Mein Vater hatte sich immer als Visper gefühlt; so ist es denn auch nicht verwunderlich, dass er in den 50er und anfangs der 60er Jahre ein klassischer "Heimwehwalliser" war. Die Tätigkeit am Mattmark bewog ihn, sich bei der Firma Bodenmüller in Visp zu bewerben und 1964 mit seiner Familie nach Visp zurückzukehren, wo er bis zum heutigen Tag verblieb. 1966 machte er sich mit einem kleinen Ingenieurbüro selbständig, welches er 1986 verkaufte, um die letzten 5 Arbeitsjahre in der Projektleitung der A9 tätig zu sein.

Ebenfalls 1966 erfolgte der Bau des Chalets in Bürchen, welches ihm über Jahrzehnte Ruhe und Erholung, aber auch Sinn in verschiedenen, eigenen Projekten gab: Mein Vater, der Techniker, Sammler und Bastler. 1983 verheiratete er sich mit Erika Lienhard-Kräutler. Aus meiner Sicht folgten, zusammen mit Erika, seine glücklichsten Jahre.
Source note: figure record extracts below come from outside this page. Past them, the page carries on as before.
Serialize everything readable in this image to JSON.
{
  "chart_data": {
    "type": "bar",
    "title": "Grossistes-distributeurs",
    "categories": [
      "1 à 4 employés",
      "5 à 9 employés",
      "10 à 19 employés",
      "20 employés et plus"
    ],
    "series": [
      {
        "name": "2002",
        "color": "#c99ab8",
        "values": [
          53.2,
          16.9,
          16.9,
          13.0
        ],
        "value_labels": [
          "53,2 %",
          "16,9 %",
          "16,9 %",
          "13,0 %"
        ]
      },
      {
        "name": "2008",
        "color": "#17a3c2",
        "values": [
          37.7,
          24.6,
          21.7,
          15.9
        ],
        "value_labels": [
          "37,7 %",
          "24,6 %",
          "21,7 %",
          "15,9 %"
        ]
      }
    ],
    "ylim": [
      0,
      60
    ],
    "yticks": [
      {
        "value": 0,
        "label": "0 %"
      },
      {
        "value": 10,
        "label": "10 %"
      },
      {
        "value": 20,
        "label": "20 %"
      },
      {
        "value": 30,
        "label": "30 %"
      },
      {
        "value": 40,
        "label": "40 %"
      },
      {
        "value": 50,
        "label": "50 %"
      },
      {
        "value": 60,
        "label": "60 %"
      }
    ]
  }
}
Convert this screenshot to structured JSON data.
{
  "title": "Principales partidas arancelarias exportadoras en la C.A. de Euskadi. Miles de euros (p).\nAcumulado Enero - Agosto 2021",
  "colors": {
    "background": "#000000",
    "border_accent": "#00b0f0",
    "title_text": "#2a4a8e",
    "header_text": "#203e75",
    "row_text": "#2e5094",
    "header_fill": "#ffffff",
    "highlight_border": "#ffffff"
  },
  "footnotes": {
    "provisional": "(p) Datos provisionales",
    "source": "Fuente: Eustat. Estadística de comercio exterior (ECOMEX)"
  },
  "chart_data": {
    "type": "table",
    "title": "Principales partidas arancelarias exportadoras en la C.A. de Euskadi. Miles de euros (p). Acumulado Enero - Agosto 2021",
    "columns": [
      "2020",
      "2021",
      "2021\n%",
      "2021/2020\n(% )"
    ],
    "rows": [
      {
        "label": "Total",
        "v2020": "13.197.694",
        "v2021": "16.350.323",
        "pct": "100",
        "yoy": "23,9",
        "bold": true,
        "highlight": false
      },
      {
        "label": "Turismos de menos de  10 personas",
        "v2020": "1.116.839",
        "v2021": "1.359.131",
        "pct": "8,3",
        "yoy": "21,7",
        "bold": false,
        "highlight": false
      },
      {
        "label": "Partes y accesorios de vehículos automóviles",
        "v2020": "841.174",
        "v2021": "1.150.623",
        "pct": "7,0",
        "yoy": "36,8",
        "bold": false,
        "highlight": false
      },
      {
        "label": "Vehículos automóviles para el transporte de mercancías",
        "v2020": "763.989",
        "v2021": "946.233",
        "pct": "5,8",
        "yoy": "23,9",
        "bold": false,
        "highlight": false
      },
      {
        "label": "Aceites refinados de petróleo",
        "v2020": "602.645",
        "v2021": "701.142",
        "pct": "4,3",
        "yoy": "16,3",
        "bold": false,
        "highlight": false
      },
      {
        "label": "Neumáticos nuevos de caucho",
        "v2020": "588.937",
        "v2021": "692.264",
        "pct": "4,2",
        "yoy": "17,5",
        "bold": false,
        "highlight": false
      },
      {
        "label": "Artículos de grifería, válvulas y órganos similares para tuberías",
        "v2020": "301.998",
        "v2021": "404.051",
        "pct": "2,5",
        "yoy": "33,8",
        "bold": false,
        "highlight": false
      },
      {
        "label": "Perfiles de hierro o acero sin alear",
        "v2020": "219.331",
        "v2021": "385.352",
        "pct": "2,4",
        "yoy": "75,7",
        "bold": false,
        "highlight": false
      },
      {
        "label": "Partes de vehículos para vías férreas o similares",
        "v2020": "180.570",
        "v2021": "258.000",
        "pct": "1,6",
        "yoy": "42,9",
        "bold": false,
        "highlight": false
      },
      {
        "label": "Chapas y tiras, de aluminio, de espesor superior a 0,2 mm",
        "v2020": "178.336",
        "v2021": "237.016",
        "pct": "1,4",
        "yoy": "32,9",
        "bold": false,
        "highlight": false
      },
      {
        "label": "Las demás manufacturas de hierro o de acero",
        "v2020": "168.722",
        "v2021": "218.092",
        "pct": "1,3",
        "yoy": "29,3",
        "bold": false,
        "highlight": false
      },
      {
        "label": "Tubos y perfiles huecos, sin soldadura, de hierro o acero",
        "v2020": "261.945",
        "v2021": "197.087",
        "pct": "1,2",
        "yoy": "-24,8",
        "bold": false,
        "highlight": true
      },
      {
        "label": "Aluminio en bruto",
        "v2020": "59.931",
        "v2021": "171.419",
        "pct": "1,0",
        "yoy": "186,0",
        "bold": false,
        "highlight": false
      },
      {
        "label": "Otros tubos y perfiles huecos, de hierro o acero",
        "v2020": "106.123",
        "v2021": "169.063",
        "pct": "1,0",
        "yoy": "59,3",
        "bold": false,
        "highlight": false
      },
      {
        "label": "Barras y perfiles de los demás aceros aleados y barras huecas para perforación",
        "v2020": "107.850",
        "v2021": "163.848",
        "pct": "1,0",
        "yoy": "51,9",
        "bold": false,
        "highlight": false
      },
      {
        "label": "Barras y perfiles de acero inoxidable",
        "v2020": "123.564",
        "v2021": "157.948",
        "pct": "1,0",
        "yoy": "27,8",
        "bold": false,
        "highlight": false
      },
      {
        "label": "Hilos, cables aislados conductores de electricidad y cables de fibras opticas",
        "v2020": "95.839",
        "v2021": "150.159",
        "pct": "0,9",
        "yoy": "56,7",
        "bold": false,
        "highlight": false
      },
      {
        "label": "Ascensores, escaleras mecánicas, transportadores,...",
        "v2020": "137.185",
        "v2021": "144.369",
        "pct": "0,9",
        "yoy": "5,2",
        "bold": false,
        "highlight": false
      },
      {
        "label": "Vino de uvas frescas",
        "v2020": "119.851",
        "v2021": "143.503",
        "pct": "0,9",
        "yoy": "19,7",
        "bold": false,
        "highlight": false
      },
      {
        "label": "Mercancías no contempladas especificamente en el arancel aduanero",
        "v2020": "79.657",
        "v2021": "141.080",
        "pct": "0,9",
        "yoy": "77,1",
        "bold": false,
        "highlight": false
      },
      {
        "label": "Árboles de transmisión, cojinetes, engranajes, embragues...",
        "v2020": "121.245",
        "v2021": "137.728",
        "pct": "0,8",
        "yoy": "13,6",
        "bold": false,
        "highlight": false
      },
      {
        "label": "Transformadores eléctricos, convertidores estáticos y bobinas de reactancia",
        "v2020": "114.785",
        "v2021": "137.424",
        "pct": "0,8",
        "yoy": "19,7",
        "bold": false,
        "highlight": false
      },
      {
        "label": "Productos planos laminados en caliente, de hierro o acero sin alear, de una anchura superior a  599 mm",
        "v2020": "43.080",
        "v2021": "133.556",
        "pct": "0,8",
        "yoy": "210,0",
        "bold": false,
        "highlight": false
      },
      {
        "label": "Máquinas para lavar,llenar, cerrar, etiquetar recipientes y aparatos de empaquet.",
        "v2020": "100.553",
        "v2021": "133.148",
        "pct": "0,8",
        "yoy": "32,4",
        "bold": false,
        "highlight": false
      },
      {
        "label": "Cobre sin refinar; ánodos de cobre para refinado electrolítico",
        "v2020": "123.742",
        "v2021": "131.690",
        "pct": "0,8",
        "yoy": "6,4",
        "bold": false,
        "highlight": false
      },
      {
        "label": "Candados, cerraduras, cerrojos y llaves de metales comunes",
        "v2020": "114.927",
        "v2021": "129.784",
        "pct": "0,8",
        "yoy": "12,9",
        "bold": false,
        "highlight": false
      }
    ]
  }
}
Sicher kennen viele von Ihnen meinen Vater als einen Mann des öffentlichen bzw. gesellschaftlichen Lebens: Mitglied in den Studentenverbindungen der Brigenser und Kyburger, während 20 Jahren Gemeinderat in Visp, Präsident des EHC Visp, Präsident des FC Visp, Mitglied der Schützenzunft Visp, Ehrenmitglied des Männerchores und des Tambouren- und Pfeiferverbandes – die Liste ist sicher nicht abschliessend. Erst nach seiner Pensionierung hat er sich zusehends aus dem öffentlichen Leben nach Bürchen zurückgezogen.

Was hat meinen Vater, Hans-Rudolf Lienhard, ausgemacht? Für mich sind das in erster Linie seine enorme Kontakt- und Beziehungsfähigkeit, die Fähigkeit, sich in das gesellschaftliche Leben und das Gemeinwohl einzubringen, Verantwortung in der Gesellschaft zu übernehmen, hinzustehen, und seine Fähigkeit, Dinge zu erkennen, Lösungen zu entwickeln, anzupacken und umzusetzen. Er hat für die Gemeinde Visp und die Menschen in seinem Umfeld Vieles getan – und damit meine ich nicht nur die auch heute noch ersichtlichen Bauten, für welche er als Ingenieur zuständig war.

In zweiter Linie ist es für mich sein Schalk, sein Humor, seine Sprüche. Für mich blieb mein Vater bis ins hohe Alter ein ausgekochter Lausbub, der am liebsten mit einer Hand voll rostiger Nägel und zwei Blindschleichen in den Hosentaschen herumlief und für alle und alles einen guten Spruch bereit hatte.

Daneben gab es auch eine ernste, ernsthafte, eigensinnige, manchmal auch tragische und traurige Seite. Aussen- und Innensicht haben oft nicht übereingestimmt. Damit meine ich nicht nur die Diskrepanz zwischen seiner eigenen und der gesellschaftlichen, sondern auch die innerfamiliäre und die ausserfamiliäre Sichtweise. Mein Vater war lange Zeit ein Suchender, ein Getriebener, einer, der auch mit sich und seinen Persönlichkeitseigenschaften haderte. Es gelang ihm aber zusehends, mit sich und der Welt ins Reine zu kommen. Dazu beigetragen haben sicher seine Nepalreise 1978 und seine zweite Ehefrau Erika, deren Tod vor 3 Jahren ihn zu tiefst erschüttert hatte.

Es war für mich nicht immer einfach, der erstgeborene Sohn eines grossen Mannes zu sein. Und trotzdem: Es bleiben mir ein grosser Respekt vor seiner Art des "Mensch-und-in-der-Welt-Seins", seiner Schaffenskraft, seinen Werken – baulich und gesellschaftlich – seines Schalks und auch seines Eigensinns: ein Mensch, der es gewagt hat, sich selbst zu sein, sich den grossen Fragen des Lebens zu stellen und damit Anderen Vieles hat geben können.

Es macht mich stolz, Hans-Rudolf Lienhards Sohn zu sein, und ich freue mich, diesen Menschen gekannt zu haben. Und ich wünsche mir, dass er auch Ihnen, gerade durch seine spezielle Art, in guter Erinnerung bleiben kann.